The truly terrifying unfunded vehicle procurement is the next commuter rail purchase: all 200 single-level coaches and all 45 remaining legacy locomotives converge on one 2020-22 projected retirement singularity.
- CR employees are apoplectic today about the fast-deteriorating condition of the ancient GP40MC's, 12-15 of which have to remain because the new locomotives are only enough to retire half of them. You're looking at fleet uptimes becoming just as awful as the mercifully-retired Screamers.
- Every other user of similar Pullman/Bombardier single-level coaches (Metro North + NJ Transit + ConnDOT + AMT) has committed to aggressively retiring their full fleets to go 100% bi-level. Meaning the cost-effectiveness of attempting a rebuild is going to crater. Vendors won't put in good bids for the overhaul work because nobody will be using those car types and all the competitive bidding now is for rebuilds of earlier-gen bi-levels. And parts supply is going to be a problem near the end of that rebuild lifespan with no one else using it. Rebuild instead of new is something they do out of desperation, knowing they'll be sacked for a loss on total cost of ownership.

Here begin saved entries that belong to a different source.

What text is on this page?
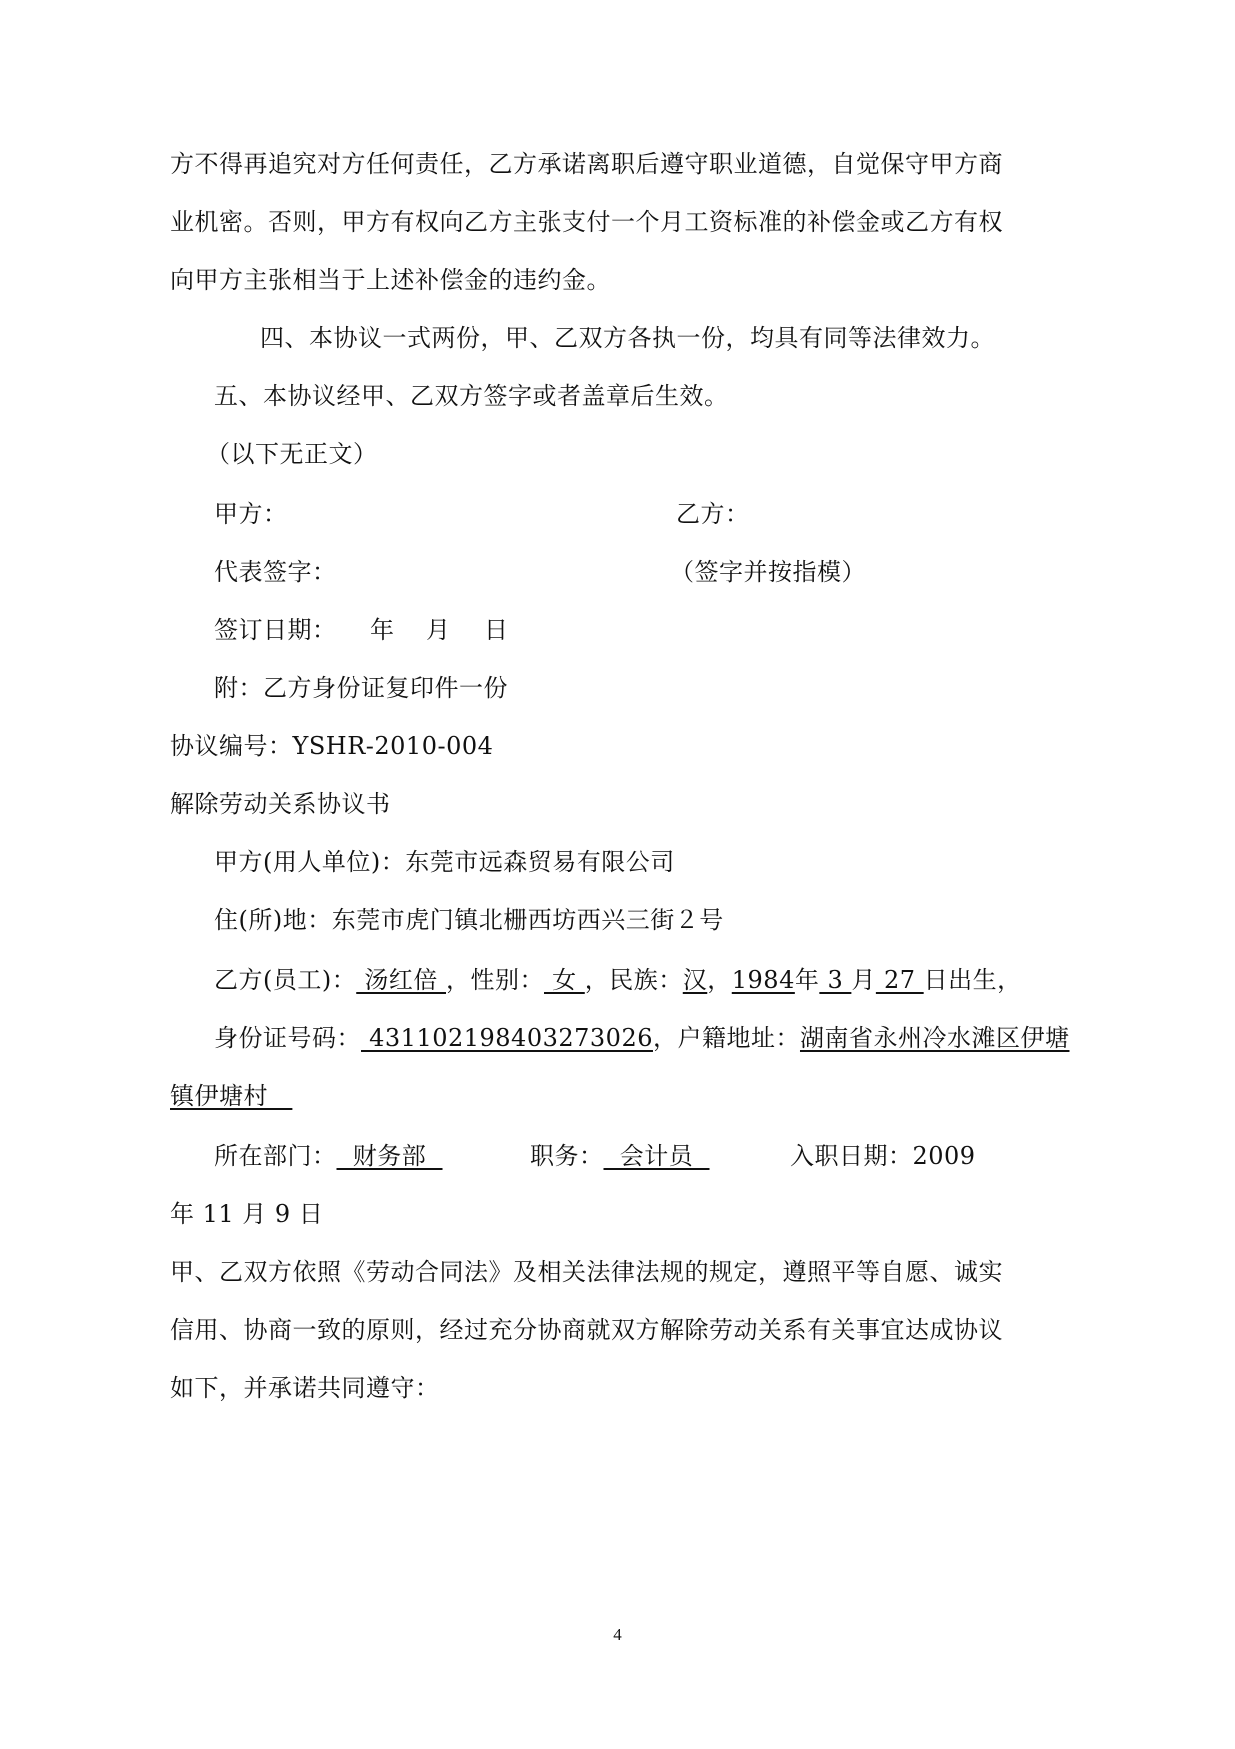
方不得再追究对方任何责任，乙方承诺离职后遵守职业道德，自觉保守甲方商
业机密。否则，甲方有权向乙方主张支付一个月工资标准的补偿金或乙方有权
向甲方主张相当于上述补偿金的违约金。
四、本协议一式两份，甲、乙双方各执一份，均具有同等法律效力。
五、本协议经甲、乙双方签字或者盖章后生效。
（以下无正文）
甲方：	乙方：
代表签字：	（签字并按指模）
签订日期： 年 月 日
附：乙方身份证复印件一份
协议编号：YSHR-2010-004
解除劳动关系协议书
甲方(用人单位)：东莞市远森贸易有限公司
住(所)地：东莞市虎门镇北栅西坊西兴三街２号
乙方(员工)： 汤红倍 ，性别： 女 ，民族：汉，1984年 3 月 27 日出生，
身份证号码： 431102198403273026，户籍地址：湖南省永州冷水滩区伊塘
镇伊塘村
所在部门：  财务部	职务：  会计员	入职日期：2009
年 11 月 9 日
甲、乙双方依照《劳动合同法》及相关法律法规的规定，遵照平等自愿、诚实
信用、协商一致的原则，经过充分协商就双方解除劳动关系有关事宜达成协议
如下，并承诺共同遵守：
4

- The F40PH-2C locomotives are still the most widely-used passenger loco in North America and actively being rebuilt. Somewhat more flexible options for those 35 units. But at a performance price...the T has outgrown the 3000 HP standard that's hauled them for the last 38 years. They just aren't enough anymore for pulling a six-pack of overstuffed bi-levels at rush hour without wheezing. They had/have to transition to brawnier power just like Metro North did 15 years ago when diesel territory got too demanding, and like NJT has been actively transitioning over the past 5 years. The -2C's are nearly half the fleet. Forget about being able to hide them from the busiest slots, and forget about being able to have a Providence Line schedule predicated on 90 MPH speeds when the wimpier engines could draw the assignment at any time. Great locomotives...they'll be running with somebody else for 15 more years as fresh rebuilds when the T is done with them. But that's another sack for a loss if they have to get backed into rebuilding obsolete old because they can't fund their own fleet management plan.
^There's^ yer panic time. But hey...name-drop a bunch of other nonsense to divide attention spans and maybe it'll stay out of the papers that last winter is going to repeat itself again...and again, and again...for commuter rail riders if they don't come up with almost a couple $B for 250 pieces of new equipment--ink dried on the contracts by FY18--so the new stuff is in-service by '23 when the old junk is 80% dead.